After a string of tense run-ins with unruly visitors, Waukesha officials are moving to fortify City Hall. The Finance Committee has backed a roughly $319,000 security upgrade featuring glass barriers, tighter access controls and clearer signage, all aimed at giving front-line staff a safer work environment.
The Finance Committee voted 4-0 to recommend amending the capital budget to use $319,000 in prior-year interest earnings for the City Hall Security Improvements Project, according to The Freeman. That recommendation now heads to the Common Council, which will decide whether to give the plan a final green light.
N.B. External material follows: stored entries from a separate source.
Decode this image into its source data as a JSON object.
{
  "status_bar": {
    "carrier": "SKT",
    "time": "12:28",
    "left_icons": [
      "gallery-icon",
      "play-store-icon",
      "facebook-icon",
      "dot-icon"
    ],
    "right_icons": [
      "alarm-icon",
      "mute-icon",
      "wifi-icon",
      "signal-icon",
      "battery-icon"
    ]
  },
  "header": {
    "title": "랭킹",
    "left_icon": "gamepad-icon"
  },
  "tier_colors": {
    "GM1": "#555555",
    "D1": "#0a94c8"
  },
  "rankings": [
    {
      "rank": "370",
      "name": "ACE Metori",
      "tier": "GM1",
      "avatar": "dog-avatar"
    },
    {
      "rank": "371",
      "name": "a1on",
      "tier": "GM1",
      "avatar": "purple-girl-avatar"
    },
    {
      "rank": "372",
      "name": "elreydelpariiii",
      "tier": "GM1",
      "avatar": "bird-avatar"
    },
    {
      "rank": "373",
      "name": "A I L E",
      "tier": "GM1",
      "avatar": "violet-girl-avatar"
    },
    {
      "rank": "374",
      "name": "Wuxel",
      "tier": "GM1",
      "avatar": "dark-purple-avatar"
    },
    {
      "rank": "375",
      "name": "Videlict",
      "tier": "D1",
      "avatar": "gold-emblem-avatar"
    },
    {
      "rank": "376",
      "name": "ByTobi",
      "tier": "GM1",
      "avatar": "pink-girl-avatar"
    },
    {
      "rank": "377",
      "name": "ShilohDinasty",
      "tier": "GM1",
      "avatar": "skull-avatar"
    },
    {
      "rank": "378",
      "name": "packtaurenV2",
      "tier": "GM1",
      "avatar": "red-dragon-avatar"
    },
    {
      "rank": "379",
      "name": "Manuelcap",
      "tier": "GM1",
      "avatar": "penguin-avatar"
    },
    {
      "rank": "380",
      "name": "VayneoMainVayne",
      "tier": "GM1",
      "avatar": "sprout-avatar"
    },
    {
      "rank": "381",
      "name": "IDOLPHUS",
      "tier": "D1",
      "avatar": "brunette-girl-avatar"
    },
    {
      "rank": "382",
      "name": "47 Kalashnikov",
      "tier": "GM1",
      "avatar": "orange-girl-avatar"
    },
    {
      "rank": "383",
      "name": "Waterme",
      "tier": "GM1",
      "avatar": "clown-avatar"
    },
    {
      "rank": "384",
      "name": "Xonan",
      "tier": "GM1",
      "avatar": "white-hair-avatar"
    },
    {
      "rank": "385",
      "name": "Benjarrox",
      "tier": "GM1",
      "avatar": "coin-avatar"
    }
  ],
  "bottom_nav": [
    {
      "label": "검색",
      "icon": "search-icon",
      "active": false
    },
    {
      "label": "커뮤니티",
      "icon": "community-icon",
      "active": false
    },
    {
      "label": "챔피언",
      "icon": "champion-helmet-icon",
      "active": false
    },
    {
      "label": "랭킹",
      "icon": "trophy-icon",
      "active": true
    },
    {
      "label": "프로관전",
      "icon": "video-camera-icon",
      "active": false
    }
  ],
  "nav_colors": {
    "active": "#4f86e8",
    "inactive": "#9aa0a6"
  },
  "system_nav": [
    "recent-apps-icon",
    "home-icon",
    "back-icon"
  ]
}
The project appeared on the Finance Committee’s June 30 agenda as “Review and possible action on a budget amendment to increase capital expenses for the City Hall Security Improvements Project” (ID#26-03985), according to City of Waukesha meeting materials. City staff worked with the Waukesha Police Department and Public Works on a security assessment that underpins the funding request.
What The Money Would Buy
The biggest single chunk of the proposal, about $198,000, would pay for floor-to-ceiling security glass at customer-service counters in the clerk-treasurer’s office and at the community development/engineering/public works counter. Another roughly $73,000 is pegged for expanded access controls, while about $13,200 would go toward exterior protective barriers plus upgraded room numbering and signage. With a 12% contingency folded in, the total price tag lands around $319,000.
Police Chief Dan Thompson described the plan as a proactive move at a time when threats against public employees have become more common, and Alder Doreen Wigderson argued the proposed outlay is modest compared with similar security projects in other places, according to The Freeman.
Incidents That Prompted The Push
City documents and staff accounts describe a pattern of encounters with disorderly individuals who issued direct threats, forcing employees to hit panic buttons and call in police. Some staff members have resigned, citing concerns about their safety on the job.
The materials detail a September 2025 incident in which a man live-streamed inside City Hall while talking about getting his gun, and an October 2025 episode that triggered a duress alarm at 8:19 a.m. and led to an arrest and a criminal referral to the district attorney, according to City of Waukesha records.
Legal Implications
The October case resulted in an arrest on a disorderly conduct allegation and a criminal referral to the district attorney, details that city staff included in their security assessment. Any decision on prosecution would rest with the district attorney’s office. City leaders say the proposed upgrades are meant to lower the chances that routine public interactions at City Hall spiral into criminal incidents.
With the Finance Committee’s support in hand, the amendment now moves to the Common Council for a final vote. If it passes, Public Works will oversee procurement and installation. Supporters are framing the $319,000 plan as a targeted, relatively small investment meant to boost staff safety without fundamentally changing how City Hall operates.